“你刚才……”
话音戛然而止,大敞的房门口露出周岚生的脸庞,他微抿嘴唇,视线锁定端玉手中的纸盒。
他似乎企图转身就走,不过他终究没挪动腿:“……有什么事吗?你要查的灵异事件怎么样了?”
“倒也不是大事,过几天应该就无人问津了,应该吧。”
端玉提着快递起身,友善地微笑:“嗯……项圈和手铐,你比较喜欢哪一个?”
第47章
你为什么要买情趣用品?
周岚生很想这么问。
自他受伤入院以来,几个月时间仿佛指缝漏下的沙粒匆忙流逝,再傻再迟钝,他也能反应过来妻子看待性事的态度与普通人怎样不同。
她并非人类,甚至不属于地球现存的任何已知物种,于她而言,一切亲密的接触无不是为了给繁衍后代做准备,那么就此事增添情调便显得多余了。
而且,周岚生不愿细想手铐和项圈会用在什么地方,他没忘记跳蛋的精彩表演,酥麻沿曲折的神经震荡开来,晃得他脑仁疼。
“你……”他和端玉四目相对,谨慎地张嘴,“你很喜欢这类……物品吗?”
“还好吧。”
见丈夫顾左右而言他,端玉没有逼迫他做决断,依旧好声好气地笑:
“看着挺有意思的,不是也能让你的体验感更好吗?我打算依靠你孵化卵,当然不能随便折磨你。”
体验感更好?周岚生明智地略过这一话题,他只答了声“哦”,证明自己的听力完好无损,又一本正经道:“不过你的影像在网上流传,真的不要紧吗?”
“嗯,我看视频拍得不太清晰,评论的很多人也都不信。”
他的妻子似乎顷刻被他带跑偏了:“网络热点每天都在变,只要我的存在不被大规模地重视,其实无所谓的,我就是有点不放心……”

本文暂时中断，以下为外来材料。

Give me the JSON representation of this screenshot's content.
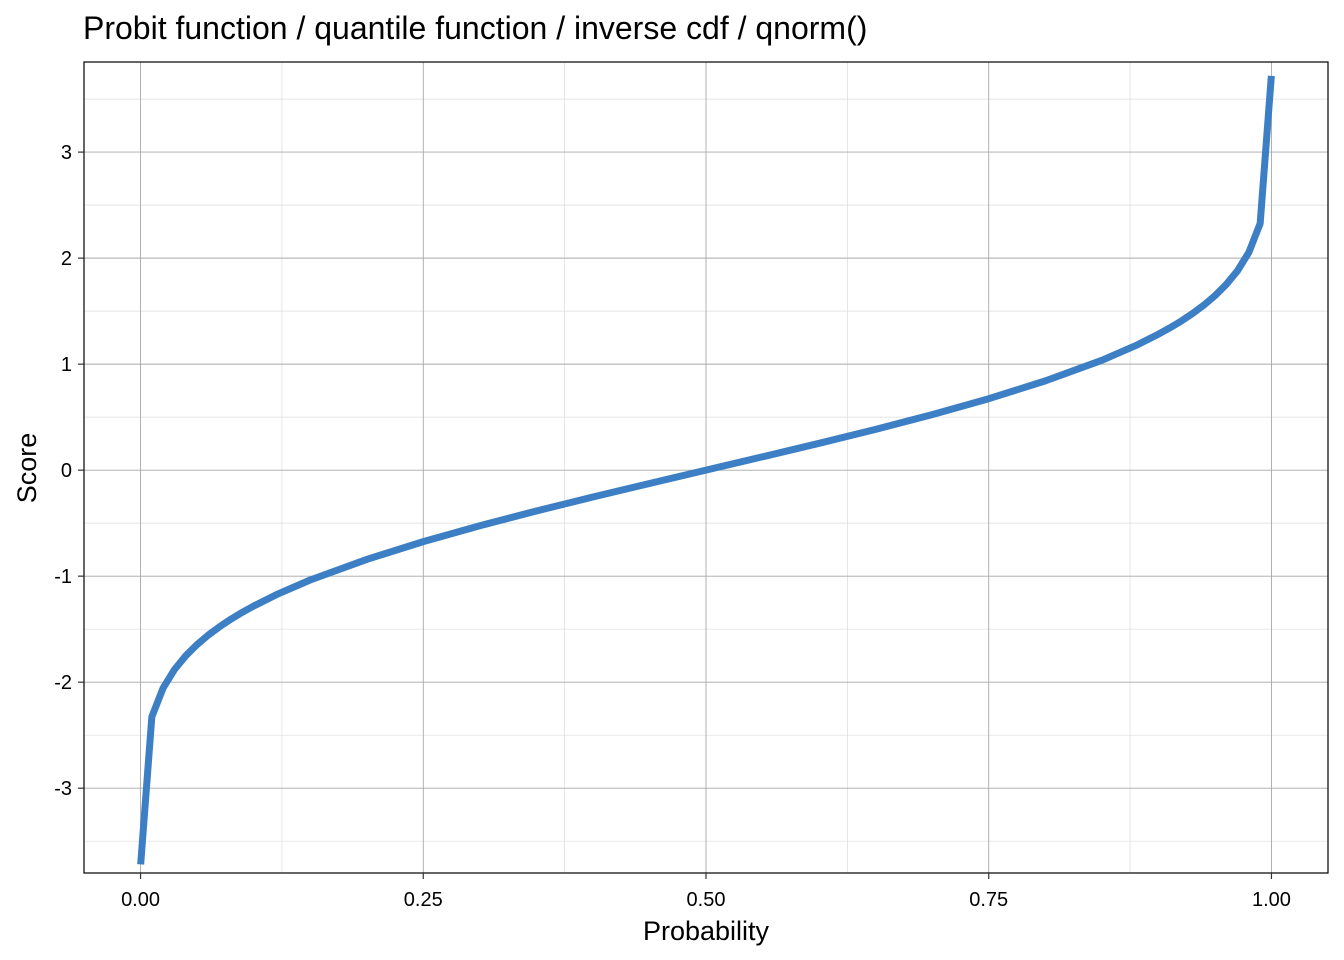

“假如发帖爆料灵异事件的人没有夸大其词,他仅仅见过我一面,就进了精神病院,可见我的本体对一般人伤害有多大。他还提到和他同行的人后来摔下山崖去世,我觉得搞不好也有我的错。”
“你和我相处这段呃,你的症状好像没那么严重。”端玉目不转睛地盯着丈夫,她做出一副疑惑的神情:
“说起来,我觉得很奇怪,你算是亲眼看到了我的本体,但你的精神状况没出现什么异常,反而你难以接受我使用的……就当是精神控制吧,又是流血又是晕倒,各种不舒服……”
整段话像是没说完,端玉却不再言语,她的目光直白而毫无遮掩,近乎露骨地打量着丈夫的脸,再滑向他的肩膀和胸膛,犹如仔细地观察一件博物馆玻璃展柜中陈列的艺术品,企图找寻其与凡物的差距。
“嗯?”周岚生被她瞪得不由自主调整站姿,放下扶住门框的手臂。
“没什么没什么,”端玉笑着露出一口白牙,“先不讨论这些了,你选一个吧,手铐?项圈?都用的话会不会有点复杂?”
快递盒在她怀里摇晃了两下,包装被三下五除二拆除,周岚生听妻子无忧无虑地介绍两款小玩具,如同眼睁睁看着偏离轨道的列车被强拽回来,载上他驶向不可名状的终点。
他充分认识到装聋作哑过不去这一关,沉默片刻,无奈地说:“……手铐吧。”
项圈正面中央挂着颗憨态可掬的小铃铛,跟随主人动作不断发出清脆的响声,周岚生承受范围有限,只好敬谢不敏。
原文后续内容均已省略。